LPTMS (100% online seminar)
LPTMS - Bâtiment Pascal n° 530 rue André Rivière - Université Paris-Saclay, Orsay, 91405

Type d’évènement

Carte non disponible

A new critical phase in jammed models: jamming is even cooler than before

par

Antonio Sclocchi

 

Online defense – Zoom Meeting ID: 940 6511 8835 – Password: 520321

Jury:

Jean-Louis Barrat, Université Grenoble-Alpes, examinateur

Giuseppe Foffi, Université Paris-Saclay, examinateur

Silvio Franz, LPTMS, directeur de thèse

Luca Leuzzi, Consiglio Nazionale delle Ricerch, rapporteur

Andrea Liu, University of Pennsylvania, examinatrice

Markus Müller, Paul Scherrer Institut, rapporteur

Pierfrancesco Urbani, CNRS, CEA Saclay, examinateur

Matthieu Wyart, École Polytechnique Fédérale de Lausanne, examinateur

Resumé:

Over the last two decades, an intensive stream of research has characterized the jamming transition, a zero-temperature critical point of systems with short-range repulsive interactions. Many of its properties are independent of spatial dimensionality, with mean-field scalings being valid even for two-dimensional systems.
In this thesis, we extend this critical behavior from the jamming transition point to an entire jammed phase. This is obtained by using a short-range linear repulsive interaction potential for soft spheres and for a related mean-field model, i.e. the perceptron.We show that the non-differentiable point in the pairwise interaction potential produces a network of tangent spheres (a “contact network”) at every density beyond the jamming transition.

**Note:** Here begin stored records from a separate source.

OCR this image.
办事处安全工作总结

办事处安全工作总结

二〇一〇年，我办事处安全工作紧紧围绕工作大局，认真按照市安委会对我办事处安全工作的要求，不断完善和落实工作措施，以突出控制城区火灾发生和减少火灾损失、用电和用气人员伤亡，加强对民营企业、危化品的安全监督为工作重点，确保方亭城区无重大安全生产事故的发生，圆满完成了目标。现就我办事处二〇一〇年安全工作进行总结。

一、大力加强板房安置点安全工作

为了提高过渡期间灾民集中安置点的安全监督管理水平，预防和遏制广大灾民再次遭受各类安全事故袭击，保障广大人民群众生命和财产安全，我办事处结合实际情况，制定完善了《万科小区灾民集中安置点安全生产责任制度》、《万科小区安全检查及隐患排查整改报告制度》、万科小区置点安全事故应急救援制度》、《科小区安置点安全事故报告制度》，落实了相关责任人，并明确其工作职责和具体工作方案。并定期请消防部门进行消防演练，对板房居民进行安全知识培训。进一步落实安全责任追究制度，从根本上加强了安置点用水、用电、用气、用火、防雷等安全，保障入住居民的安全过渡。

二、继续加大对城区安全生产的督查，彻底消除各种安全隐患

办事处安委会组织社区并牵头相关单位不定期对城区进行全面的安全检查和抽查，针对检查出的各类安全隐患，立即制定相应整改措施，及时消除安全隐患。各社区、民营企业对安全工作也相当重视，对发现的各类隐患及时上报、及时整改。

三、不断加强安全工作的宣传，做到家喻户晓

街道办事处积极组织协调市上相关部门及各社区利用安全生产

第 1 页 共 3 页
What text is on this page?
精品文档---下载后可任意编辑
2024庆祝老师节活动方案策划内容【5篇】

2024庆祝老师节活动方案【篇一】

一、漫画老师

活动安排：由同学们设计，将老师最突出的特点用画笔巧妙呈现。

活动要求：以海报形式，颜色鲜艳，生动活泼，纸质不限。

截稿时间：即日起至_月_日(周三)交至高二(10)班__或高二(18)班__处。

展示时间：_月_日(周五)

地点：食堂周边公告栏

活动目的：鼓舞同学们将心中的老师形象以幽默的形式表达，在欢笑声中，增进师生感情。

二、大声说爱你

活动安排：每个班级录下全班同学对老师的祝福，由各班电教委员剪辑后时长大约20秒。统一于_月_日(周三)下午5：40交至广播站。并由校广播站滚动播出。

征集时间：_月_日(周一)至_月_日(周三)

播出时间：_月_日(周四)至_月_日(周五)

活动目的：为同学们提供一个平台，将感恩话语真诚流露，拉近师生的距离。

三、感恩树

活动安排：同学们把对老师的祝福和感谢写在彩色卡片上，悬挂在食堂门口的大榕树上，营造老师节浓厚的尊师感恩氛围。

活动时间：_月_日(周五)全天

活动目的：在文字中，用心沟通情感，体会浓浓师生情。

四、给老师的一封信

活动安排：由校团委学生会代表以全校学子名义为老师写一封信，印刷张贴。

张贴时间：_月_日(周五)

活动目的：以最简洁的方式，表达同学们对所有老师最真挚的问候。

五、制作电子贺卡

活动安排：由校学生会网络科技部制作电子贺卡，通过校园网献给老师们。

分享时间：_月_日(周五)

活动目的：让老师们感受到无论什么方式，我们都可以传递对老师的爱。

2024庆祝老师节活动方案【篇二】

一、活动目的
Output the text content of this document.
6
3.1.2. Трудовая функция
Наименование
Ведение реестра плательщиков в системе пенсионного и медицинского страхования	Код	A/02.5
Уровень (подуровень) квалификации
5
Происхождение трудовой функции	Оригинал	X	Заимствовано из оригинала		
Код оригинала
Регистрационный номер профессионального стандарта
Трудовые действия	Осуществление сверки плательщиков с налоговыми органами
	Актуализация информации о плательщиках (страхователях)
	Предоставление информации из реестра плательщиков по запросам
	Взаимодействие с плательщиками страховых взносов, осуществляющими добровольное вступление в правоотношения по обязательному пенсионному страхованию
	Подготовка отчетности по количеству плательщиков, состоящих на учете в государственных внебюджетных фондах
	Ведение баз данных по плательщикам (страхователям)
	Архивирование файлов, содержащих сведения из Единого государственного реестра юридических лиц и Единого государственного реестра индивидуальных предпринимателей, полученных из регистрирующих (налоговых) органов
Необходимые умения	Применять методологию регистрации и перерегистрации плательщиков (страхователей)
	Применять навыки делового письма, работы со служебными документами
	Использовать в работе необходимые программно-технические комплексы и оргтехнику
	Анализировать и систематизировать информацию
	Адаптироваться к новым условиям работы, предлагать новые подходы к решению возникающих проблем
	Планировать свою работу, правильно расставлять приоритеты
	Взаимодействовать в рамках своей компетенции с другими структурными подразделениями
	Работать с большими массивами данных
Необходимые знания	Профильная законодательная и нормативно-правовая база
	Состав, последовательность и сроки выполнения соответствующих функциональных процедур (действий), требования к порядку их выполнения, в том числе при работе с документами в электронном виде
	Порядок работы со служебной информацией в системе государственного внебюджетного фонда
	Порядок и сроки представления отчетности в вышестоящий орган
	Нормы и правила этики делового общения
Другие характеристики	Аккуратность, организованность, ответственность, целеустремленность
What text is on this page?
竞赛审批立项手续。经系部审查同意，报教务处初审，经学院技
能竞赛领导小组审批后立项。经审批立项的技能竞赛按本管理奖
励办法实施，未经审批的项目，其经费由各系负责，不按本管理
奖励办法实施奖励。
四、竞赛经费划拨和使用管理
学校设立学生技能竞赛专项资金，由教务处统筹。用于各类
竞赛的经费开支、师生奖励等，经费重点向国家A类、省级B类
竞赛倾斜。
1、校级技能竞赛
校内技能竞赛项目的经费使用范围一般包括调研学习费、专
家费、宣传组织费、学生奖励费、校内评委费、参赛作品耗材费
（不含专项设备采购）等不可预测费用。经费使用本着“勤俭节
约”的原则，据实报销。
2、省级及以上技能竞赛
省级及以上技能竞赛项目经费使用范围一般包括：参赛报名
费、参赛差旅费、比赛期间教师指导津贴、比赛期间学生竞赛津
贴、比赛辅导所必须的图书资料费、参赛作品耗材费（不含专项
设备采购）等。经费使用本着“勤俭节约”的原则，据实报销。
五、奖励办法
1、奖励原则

The contact networks characterizing the minima of the system are isostatic, critically self-organized and marginally stable.
In the first part, we study the jammed phase of the perceptron, both numerically and theoretically using techniques developed for mean-field glassy systems. We show the presence of a critical phase and we develop a zero-temperature scaling theory which establishes its universality class.Therefore, we use numerical simulations to study the soft spheres case in two and three dimensions and we point out the presence of the critical jammed phase also in finite dimensions.
In the second part, we define a compression protocol for the perceptron that allows us to study the avalanche dynamics in the critical phase. We show that the avalanche sizes are scale-free power law distributed with divergent first moment and we characterize the finite-size scalings. Our numerical results are robustly consistent with the mean-field theory.
This work shows the existence of a new critical phase in finite dimensions whose universality is strongly connected to the class of jamming universality. This opens new perspectives to study marginally stable glasses and their related energy landscapes.